I have a big set of code with OMP4.0 directives (target, simd...)
In one module the compiler throws lot's of warnings about "loops not vectorized with simd" although it should.
I cut the code down to the bare minimum that still produces this behaviour:
SUBROUTINE simdTest
IMPLICIT NONE
INTEGER :: i, j, k, sr, tn,nzb,nzt,nxl,nxr,nys,nyn
REAL :: s1, s2, s3, s4
REAL, DIMENSION(:,:,:), ALLOCATABLE :: u,v,pt,rmask,sums_l
REAL, DIMENSION(:,:), ALLOCATABLE :: usws,vsws,shf
!$omp parallel do schedule(runtime) private(s1,s2,s3)
DO k = nzb, nzt+1
!$omp simd collapse( 2 ) reduction( +: s1, s2, s3 )
DO i = nxl, nxr
DO j = nys, nyn
s1 = s1 + u(k,j,i) * rmask(j,i,sr)
s2 = s2 + v(k,j,i) * rmask(j,i,sr)
s3 = s3 + pt(k,j,i) * rmask(j,i,sr)
ENDDO
ENDDO
sums_l(k,1,tn) = s1
sums_l(k,2,tn) = s2
sums_l(k,4,tn) = s3
ENDDO
!$omp parallel do reduction( +: s1, s2, s3, s4) schedule(runtime)
DO i = nxl, nxr
DO j = nys, nyn
s1 = s1 + usws(j,i) * rmask(j,i,sr)
s2 = s2 + vsws(j,i) * rmask(j,i,sr)
s3 = s3 + shf(j,i) * rmask(j,i,sr)
s4 = s4 + 0.0
ENDDO
ENDDO
sums_l(nzb,12,tn) = s1
sums_l(nzb,14,tn) = s2
sums_l(nzb,16,tn) = s3
END SUBROUTINE
If you compile this with "ifort -openmp -O2" it will warn about the first loop.
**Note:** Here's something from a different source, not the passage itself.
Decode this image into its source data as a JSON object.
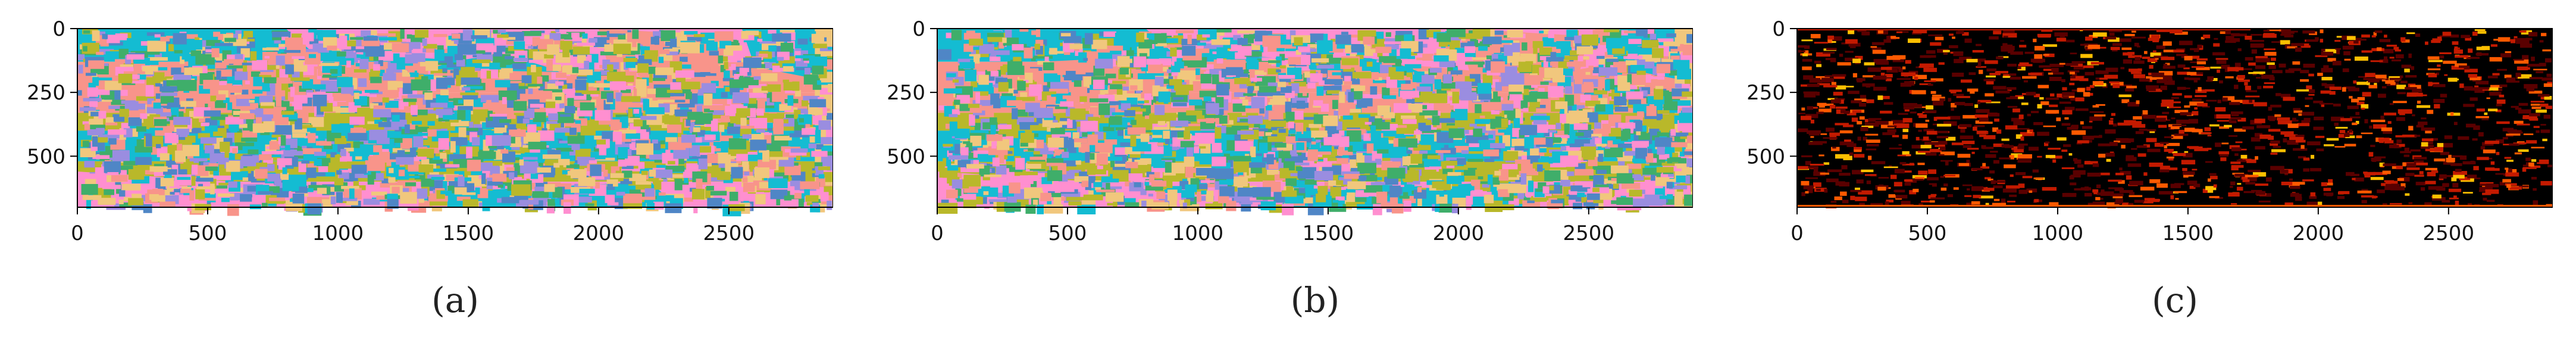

If you remove literally anything (even from second loop) it will vectorize.
Message from vec-report is "subscript to complex".
Could you explain that? IMO not vectorizing the first loop would lead to significant performance loss.